Yes, I'm trying to create those recipes on the fly. User gives me all the paths that he thinks are needed to run the tool inside the container (he gives a file that contains those paths and I read them into an array). With those paths I can build the recipe. In the %setup section I will create the directories, in the %files section I will copy files and in the %post section I will create the links. So I don't really want to create a shell script, I do want to build the recipe with Perl. But I didn't want to talk about Singularity because I guessed most of the people here are not familiar with it. So I tried to simplify it to creating a shell script (aka the recipe) that creates those directories, copies files and creates links.
So if we moved to talk about recipes, the purpose of the Perl script is to build the recipe, based on all the paths that users thinks are needed for running his tool in the container. So the input is really the paths, as I explained, and the output is the recipe (aka the shell script).
So my question is still remains. Given the paths, I want to build some structure that I could easily extract all the files/links/directories and use them for creating the recipe file. If you think there is a better way of creating it, I'm all ears.
choroba's answer is a good start but I had some questions that I commented under it.
| [reply] |
Thanks for the clarification. It's important to know because it tells us the restrictions you're working under, i.e. why the "just use rsync/tar/shar" suggestions weren't what you were looking for (though they could still be used...). I think that's led to some confusion in this thread so far. Anyway:
User gives me all the paths that he thinks are needed to run the tool inside the container (he gives a file that contains those paths and I read them into an array).
An important question here is: Would it be correct to assume you have access to the filesystem where these files are located? In other words, the Perl script, the input list of files, and the files themselves are all on the same machine? It's also still unclear to me if you want to mirror the files exactly as they are on the host machine, or if you want to manipulate the paths in any way?
Again, showing us with code is best, like choroba did in his Makefile. You also still haven't shown what format this list provided by the user looks like. Note that these things will also significantly benefit you in your development since they are at the same time test cases. In other words, the IMHO better way to ask the questions you asked is if you add them as test cases to the SSCCE that choroba provided.

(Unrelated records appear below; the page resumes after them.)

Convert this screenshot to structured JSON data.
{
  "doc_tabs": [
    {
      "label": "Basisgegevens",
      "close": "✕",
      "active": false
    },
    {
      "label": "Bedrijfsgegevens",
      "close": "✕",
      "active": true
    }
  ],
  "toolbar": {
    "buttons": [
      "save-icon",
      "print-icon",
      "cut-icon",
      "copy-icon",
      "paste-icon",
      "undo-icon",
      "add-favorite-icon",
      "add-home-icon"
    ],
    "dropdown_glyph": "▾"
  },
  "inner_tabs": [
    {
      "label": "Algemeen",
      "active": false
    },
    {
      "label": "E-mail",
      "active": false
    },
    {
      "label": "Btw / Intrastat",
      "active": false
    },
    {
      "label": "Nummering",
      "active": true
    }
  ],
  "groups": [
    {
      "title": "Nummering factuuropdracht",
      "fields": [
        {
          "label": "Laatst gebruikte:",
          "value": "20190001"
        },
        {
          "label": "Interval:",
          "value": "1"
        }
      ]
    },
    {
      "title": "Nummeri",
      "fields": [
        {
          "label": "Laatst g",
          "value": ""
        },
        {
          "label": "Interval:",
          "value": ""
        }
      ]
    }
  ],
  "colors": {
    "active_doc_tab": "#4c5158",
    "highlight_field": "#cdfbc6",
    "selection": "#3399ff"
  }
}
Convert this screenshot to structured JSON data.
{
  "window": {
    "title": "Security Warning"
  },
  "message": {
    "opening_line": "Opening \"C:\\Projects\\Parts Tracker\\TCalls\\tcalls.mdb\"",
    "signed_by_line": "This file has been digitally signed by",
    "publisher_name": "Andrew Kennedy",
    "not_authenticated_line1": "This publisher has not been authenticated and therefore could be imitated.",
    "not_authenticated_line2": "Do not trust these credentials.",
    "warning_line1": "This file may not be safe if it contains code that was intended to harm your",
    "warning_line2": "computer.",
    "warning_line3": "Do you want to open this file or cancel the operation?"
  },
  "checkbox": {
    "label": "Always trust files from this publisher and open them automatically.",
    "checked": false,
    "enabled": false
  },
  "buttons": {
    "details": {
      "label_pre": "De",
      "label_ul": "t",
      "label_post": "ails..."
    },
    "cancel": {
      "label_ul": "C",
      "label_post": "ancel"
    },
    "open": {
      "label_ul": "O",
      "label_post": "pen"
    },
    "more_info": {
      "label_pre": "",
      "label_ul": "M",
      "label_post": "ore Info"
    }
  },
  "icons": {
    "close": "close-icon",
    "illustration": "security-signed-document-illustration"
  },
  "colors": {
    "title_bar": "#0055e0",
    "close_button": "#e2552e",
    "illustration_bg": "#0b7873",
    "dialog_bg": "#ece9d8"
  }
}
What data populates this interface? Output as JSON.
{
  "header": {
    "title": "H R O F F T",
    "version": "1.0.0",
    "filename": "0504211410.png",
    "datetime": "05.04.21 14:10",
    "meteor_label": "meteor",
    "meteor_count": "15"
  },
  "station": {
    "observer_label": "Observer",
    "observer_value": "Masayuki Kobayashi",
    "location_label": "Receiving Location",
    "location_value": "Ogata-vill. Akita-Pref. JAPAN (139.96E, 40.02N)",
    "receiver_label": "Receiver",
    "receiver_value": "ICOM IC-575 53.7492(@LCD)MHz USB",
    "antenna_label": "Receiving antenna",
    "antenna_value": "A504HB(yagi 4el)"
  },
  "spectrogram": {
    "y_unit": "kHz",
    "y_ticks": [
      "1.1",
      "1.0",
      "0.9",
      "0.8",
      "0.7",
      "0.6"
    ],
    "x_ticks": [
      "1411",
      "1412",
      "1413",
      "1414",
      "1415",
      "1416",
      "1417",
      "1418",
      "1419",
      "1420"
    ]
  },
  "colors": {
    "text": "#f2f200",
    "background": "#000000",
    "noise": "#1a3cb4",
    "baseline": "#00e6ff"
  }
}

I think your main concern seems to be this: if a user provides a path that includes a symlink, you want to make sure not to copy only that symlink, but also the target it points to, so that the symlink doesn't end up broken in the container. Another thing that is still unclear to me in this context is whether it is acceptable to you to rewrite any of the symlinks you encounter - for example, potential solutions could rewrite all relative symlinks to absolute ones, or symlink chains could be reduced by simply creating copies.

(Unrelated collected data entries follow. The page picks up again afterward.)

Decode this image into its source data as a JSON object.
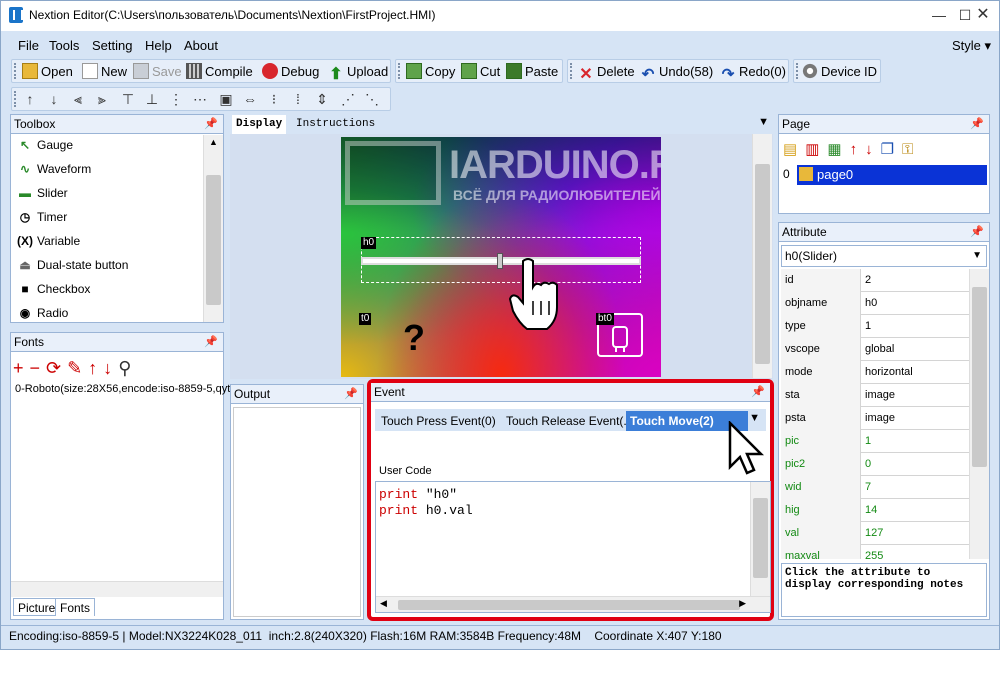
{
  "window": {
    "title": "Nextion Editor(C:\\Users\\пользователь\\Documents\\Nextion\\FirstProject.HMI)"
  },
  "menu": {
    "file": "File",
    "tools": "Tools",
    "setting": "Setting",
    "help": "Help",
    "about": "About",
    "style": "Style"
  },
  "toolbar": {
    "open": "Open",
    "new": "New",
    "save": "Save",
    "compile": "Compile",
    "debug": "Debug",
    "upload": "Upload",
    "copy": "Copy",
    "cut": "Cut",
    "paste": "Paste",
    "delete": "Delete",
    "undo": "Undo(58)",
    "redo": "Redo(0)",
    "device": "Device",
    "id": "ID"
  },
  "toolbox": {
    "title": "Toolbox",
    "items": [
      "Gauge",
      "Waveform",
      "Slider",
      "Timer",
      "Variable",
      "Dual-state button",
      "Checkbox",
      "Radio"
    ]
  },
  "fonts": {
    "title": "Fonts",
    "entry": "0-Roboto(size:28X56,encode:iso-8859-5,qyt",
    "tab_picture": "Picture",
    "tab_fonts": "Fonts"
  },
  "display": {
    "tab_display": "Display",
    "tab_instructions": "Instructions",
    "logo": "IARDUINO.RU",
    "logo_sub": "ВСЁ ДЛЯ РАДИОЛЮБИТЕЛЕЙ",
    "labels": {
      "h0": "h0",
      "t0": "t0",
      "bt0": "bt0"
    },
    "question": "?",
    "slider_position": 0.5
  },
  "output": {
    "title": "Output"
  },
  "event": {
    "title": "Event",
    "tabs": [
      "Touch Press Event(0)",
      "Touch Release Event(...",
      "Touch Move(2)"
    ],
    "user_code": "User Code",
    "code_lines": [
      {
        "kw": "print",
        "arg": " \"h0\""
      },
      {
        "kw": "print",
        "arg": " h0.val"
      }
    ]
  },
  "page": {
    "title": "Page",
    "index": "0",
    "name": "page0"
  },
  "attribute": {
    "title": "Attribute",
    "selected": "h0(Slider)",
    "rows": [
      {
        "k": "id",
        "v": "2",
        "color": "#000"
      },
      {
        "k": "objname",
        "v": "h0",
        "color": "#000"
      },
      {
        "k": "type",
        "v": "1",
        "color": "#000"
      },
      {
        "k": "vscope",
        "v": "global",
        "color": "#000"
      },
      {
        "k": "mode",
        "v": "horizontal",
        "color": "#000"
      },
      {
        "k": "sta",
        "v": "image",
        "color": "#000"
      },
      {
        "k": "psta",
        "v": "image",
        "color": "#000"
      },
      {
        "k": "pic",
        "v": "1",
        "color": "#138a13"
      },
      {
        "k": "pic2",
        "v": "0",
        "color": "#138a13"
      },
      {
        "k": "wid",
        "v": "7",
        "color": "#138a13"
      },
      {
        "k": "hig",
        "v": "14",
        "color": "#138a13"
      },
      {
        "k": "val",
        "v": "127",
        "color": "#138a13"
      },
      {
        "k": "maxval",
        "v": "255",
        "color": "#138a13"
      }
    ],
    "note": "Click the attribute to display corresponding notes"
  },
  "status": {
    "encoding": "Encoding:iso-8859-5",
    "model": "Model:NX3224K028_011",
    "inch": "inch:2.8(240X320)",
    "flash": "Flash:16M",
    "ram": "RAM:3584B",
    "freq": "Frequency:48M",
    "coord": "Coordinate X:407  Y:180"
  }
}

Anyway, what I've done here is construct an example that I think demonstrates what you're asking about.
mkdir -p /tmp/bar /tmp/foo
touch /tmp/foo/one
ln -fns /tmp/bar /tmp/foo/quz
ln -fns ../foo/quz /tmp/bar/baz
ln -fns ../foo/one /tmp/bar/two
In this example, the issue is that if the user were to specify only the path /tmp/bar/baz/two, then you need to figure out that all of /tmp/foo/{one,quz} and /tmp/bar/{two,baz} need to be reconstructed in order for the link to be valid. Here's my attempt at solving this; the tricky bit turned out to be figuring out the dependency chain for the symlinks. sub resolvesymlink is extracted from my script that I linked you to earlier (that includes tests so I'm fairly confident it's decent code, keeping in mind what I said). Note how this essentially does what I said above: round-trip the commands needed to recreate a directory structure.

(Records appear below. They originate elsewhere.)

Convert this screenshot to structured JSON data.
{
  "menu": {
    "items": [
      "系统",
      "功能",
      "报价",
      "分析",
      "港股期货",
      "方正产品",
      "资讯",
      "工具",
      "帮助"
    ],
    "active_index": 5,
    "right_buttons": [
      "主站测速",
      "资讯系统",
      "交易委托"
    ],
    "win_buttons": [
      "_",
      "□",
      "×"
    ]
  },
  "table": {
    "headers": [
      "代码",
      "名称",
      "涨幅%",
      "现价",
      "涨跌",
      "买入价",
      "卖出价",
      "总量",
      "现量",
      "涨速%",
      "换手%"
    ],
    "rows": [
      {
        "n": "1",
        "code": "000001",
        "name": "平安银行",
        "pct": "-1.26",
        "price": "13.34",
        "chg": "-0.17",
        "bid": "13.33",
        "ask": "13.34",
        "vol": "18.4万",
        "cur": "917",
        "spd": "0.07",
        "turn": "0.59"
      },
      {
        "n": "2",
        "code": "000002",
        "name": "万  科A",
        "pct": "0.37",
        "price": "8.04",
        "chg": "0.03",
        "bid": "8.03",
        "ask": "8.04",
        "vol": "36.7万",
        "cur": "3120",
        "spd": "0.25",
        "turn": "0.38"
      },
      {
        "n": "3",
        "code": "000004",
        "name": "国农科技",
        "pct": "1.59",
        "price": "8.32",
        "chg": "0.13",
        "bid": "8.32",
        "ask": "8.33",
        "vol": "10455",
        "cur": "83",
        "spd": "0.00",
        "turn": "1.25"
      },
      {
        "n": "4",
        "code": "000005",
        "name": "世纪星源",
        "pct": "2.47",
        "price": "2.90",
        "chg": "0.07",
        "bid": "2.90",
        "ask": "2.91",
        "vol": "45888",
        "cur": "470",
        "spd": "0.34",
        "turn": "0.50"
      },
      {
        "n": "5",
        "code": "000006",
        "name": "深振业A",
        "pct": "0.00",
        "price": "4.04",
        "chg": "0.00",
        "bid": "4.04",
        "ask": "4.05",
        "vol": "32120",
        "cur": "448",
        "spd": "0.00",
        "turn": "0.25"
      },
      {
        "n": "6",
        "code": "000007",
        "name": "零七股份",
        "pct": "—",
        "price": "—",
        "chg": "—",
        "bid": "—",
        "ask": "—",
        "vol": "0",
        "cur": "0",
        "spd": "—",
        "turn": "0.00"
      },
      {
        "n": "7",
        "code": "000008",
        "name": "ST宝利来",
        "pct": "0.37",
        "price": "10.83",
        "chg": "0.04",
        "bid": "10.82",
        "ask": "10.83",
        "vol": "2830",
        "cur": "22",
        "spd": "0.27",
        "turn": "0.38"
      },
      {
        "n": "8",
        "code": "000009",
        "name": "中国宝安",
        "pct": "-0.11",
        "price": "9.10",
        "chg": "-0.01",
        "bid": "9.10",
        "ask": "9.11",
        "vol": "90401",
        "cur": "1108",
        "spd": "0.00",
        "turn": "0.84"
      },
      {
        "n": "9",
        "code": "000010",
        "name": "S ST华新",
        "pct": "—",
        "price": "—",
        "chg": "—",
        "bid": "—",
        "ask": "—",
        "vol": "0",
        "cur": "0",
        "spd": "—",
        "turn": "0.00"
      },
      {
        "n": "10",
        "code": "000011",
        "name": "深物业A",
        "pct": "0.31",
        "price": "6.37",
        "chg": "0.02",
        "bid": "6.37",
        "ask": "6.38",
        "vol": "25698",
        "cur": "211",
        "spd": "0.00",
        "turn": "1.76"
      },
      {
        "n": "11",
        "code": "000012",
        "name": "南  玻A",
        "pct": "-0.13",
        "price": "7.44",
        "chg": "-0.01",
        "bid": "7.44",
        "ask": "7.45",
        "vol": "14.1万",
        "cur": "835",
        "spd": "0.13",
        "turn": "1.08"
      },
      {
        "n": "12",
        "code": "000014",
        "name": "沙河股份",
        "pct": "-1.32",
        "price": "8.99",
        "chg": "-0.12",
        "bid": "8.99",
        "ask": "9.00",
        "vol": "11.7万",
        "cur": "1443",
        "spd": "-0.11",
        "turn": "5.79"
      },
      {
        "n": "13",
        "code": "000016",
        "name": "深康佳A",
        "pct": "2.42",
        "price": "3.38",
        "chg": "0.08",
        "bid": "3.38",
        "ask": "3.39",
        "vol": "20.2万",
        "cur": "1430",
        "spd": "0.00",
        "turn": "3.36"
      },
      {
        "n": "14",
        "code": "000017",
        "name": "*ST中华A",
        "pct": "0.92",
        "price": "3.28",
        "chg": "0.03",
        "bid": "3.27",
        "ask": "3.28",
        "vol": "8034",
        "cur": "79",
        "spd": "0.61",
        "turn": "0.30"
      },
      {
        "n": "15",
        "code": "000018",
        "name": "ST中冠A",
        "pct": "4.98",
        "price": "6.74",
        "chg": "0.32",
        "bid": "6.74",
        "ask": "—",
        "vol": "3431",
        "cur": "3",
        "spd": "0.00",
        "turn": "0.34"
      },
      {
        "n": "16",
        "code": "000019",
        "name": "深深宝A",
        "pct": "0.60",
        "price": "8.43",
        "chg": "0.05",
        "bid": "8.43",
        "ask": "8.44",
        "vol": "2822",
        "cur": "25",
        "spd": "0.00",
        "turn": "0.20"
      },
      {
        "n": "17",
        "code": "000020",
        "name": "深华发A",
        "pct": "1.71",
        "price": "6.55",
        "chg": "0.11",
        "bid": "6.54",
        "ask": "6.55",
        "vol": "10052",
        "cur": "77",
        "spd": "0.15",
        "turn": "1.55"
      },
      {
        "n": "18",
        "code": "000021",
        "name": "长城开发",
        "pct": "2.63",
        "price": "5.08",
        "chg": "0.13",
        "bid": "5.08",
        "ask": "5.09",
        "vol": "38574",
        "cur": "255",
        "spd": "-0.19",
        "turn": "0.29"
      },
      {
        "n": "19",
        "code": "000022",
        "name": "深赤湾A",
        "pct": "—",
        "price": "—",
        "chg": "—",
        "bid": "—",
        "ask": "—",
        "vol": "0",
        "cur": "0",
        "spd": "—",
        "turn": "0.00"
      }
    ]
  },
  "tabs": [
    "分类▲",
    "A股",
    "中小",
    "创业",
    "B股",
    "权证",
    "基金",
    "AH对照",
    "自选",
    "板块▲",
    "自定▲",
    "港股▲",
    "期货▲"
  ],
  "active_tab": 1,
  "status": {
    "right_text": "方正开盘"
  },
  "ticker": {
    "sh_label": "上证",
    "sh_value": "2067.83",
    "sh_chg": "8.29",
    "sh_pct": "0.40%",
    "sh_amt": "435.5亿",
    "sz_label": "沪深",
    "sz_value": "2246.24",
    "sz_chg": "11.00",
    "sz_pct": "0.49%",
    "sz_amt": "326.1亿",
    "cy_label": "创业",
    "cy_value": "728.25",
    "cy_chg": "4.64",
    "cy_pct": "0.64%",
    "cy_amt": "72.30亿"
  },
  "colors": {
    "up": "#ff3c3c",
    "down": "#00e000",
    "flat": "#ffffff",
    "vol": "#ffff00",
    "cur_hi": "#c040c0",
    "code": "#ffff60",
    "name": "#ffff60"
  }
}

Disclaimer: I've so far only tested it for the above test case plus a few variations. Use at your own risk. Though I do hope it's a starting point.
#!/usr/bin/env perl
use warnings;
use strict;
use File::Basename 'fileparse';
use Cwd qw/getcwd abs_path/;
use File::Spec::Functions qw/ splitdir catdir catfile
file_name_is_absolute rel2abs rootdir /;
use String::ShellQuote 'shell_quote';
use Graph;
my @queue = @ARGV;
# gather all dirs, files, and links
my (%dirs,%files,%links);
while ( my $targ = shift @queue ) {
$targ = rel2abs($targ);
die "does not exist: $targ" unless -e $targ;
my @path = splitdir($targ);
for my $i (1..$#path) {
my $cur = catdir(@path[0..$i]);
if ( -l $cur ) {
defined( $links{$cur} = readlink($cur) )
or die "readlink $cur: $!";
# enqueue everything in the link chain
# (excluding already seen symlinks)
push @queue, grep { !$links{$_} } resolvesymlink($cur);
}
elsif ( -f $cur ) { $files{abs_path($cur)}++ }
elsif ( -d $cur ) { $dirs{abs_path($cur)}++ }
else { warn "skipping $cur, unknown type" }
}
}
# simplify the dirs to shorten the mkdir command
my $dg = Graph->new;
for my $d (keys %dirs) {
my @s = splitdir($d);
$dg->add_edge(catdir(@s[0..$_]), catdir(@s[0..$_-1])) for 1..$#s;
}
# exterior vertices = leaves of the tree
my @dirs = grep { $_ ne rootdir } sort $dg->exterior_vertices;
print "mkdir -p ",shell_quote(@dirs),"\n" if @dirs;
# output the files
print "touch ",shell_quote(sort keys %files),"\n" if %files;
# determine dependencies in symlinks via a topological sort
my $lg = Graph->new;
for my $l (keys %links) {
my @res = resolvesymlink($l);
die "unexpected resolvesymlink($l)" if @res<2;
$lg->add_edge($l, $res[1]); # link depends on its target
my @s = splitdir($l);
for my $i (reverse 1..$#s-1) {
my $d = catdir(@s[0..$i]);
# if there's a link in the paths, this link depends on it too
$lg->add_edge($l, $d) if defined $links{$d};
}
}
my @links = reverse grep { defined $links{$_} } $lg->topological_sort;
print "ln -snf ",shell_quote($links{$_}, $_),"\n" for @links;
# from https://bitbucket.org/haukex/htools/src/master/relink (a500e09)
sub resolvesymlink {
my $file = shift;
die "not absolute: $file" unless file_name_is_absolute($file);
my @files;
my $origwd = getcwd;
my $rv = eval { # in eval so orig working dir is always restored
my $f = $file;
while (1) {
my $dir;
($f,$dir) = fileparse($f);
last unless -d $dir;
chdir $dir or die "chdir $dir: $!";
push @files, catfile(getcwd,$f);
last unless -l $f;
defined( $f = readlink $f )
or die "readlink $f (cwd=".getcwd."): $!";
}
1 }; my $err = $@||'unknown error';
chdir $origwd or die "chdir $origwd: $!";
die $err unless $rv;
return @files ? @files : ($file);
}
__END__
mkdir -p /tmp/bar /tmp/foo
touch /tmp/foo/one
ln -snf /tmp/bar /tmp/foo/quz
ln -snf ../foo/one /tmp/bar/two
ln -snf ../foo/quz /tmp/bar/baz
ln -snf ../foo/one /tmp/bar/baz/two
Update: Added the if @dirs and if %files to the two prints. | [reply] [d/l] [select] |
Would it be correct to assume you have access to the filesystem where these files are located? In other words, the Perl script, the input list of files, and the files themselves are all on the same machine?
Yes.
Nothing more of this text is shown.